The most irksome part of Brooklyn's Finest, however, is its portrayal of these men as good men despite the evil things they have done or, in some cases, are doing. As previously mentioned, Sal can't afford a new home for his family. He has a wife and a couple of children and twins are on the way. The house they live in is encompassed with rotting wood and his wife's lungs are working three times the amount they should be due to her asthma and her breathing in mold. He needs to get them out of there. I understood this hardship and I felt for him, but the way he gets things done is inexcusable. He murders drug runners and steals their money.
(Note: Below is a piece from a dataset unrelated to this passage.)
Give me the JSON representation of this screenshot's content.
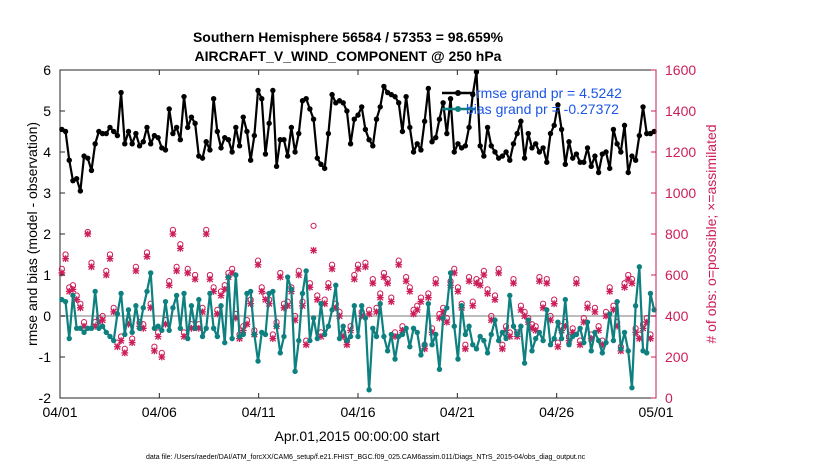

The film tries to make the case that there's nothing else this man can do and besides, he's killing bad guys so it's ok, right?
Eddie, on the other hand, is a cop who turns the other way when bad things go down. Early in the movie, he's on patrol with a rookie cop and the young man tries to break up a dispute between a feuding couple after the man slaps the woman. This is the right thing to do, but Eddie pulls him away and they drive off. He tells him to think nothing of it and just go home. Of course, Eddie has a change of heart by the end of the movie, but one good action does not forgive his years of neglection.
This happens with damn near every character. The film puts them on a pedestal and tries to rationalize their way of being. It doesn't work and instead of feeling for the hardships these characters are going through, I ended up loathing them all. None deserved my sympathy.
I suppose Brooklyn's Finest is technically a well made film. Fuqua directs it competently and the performances, though hit and miss at times, are far from bad, but its the twisted vindication the picture gives each character that really derails it. It tries to ask questions about what is considered right and wrong, but what's right and wrong doesn't change simply because the situation you're in calls for it to. Wrong is wrong no matter the predicament.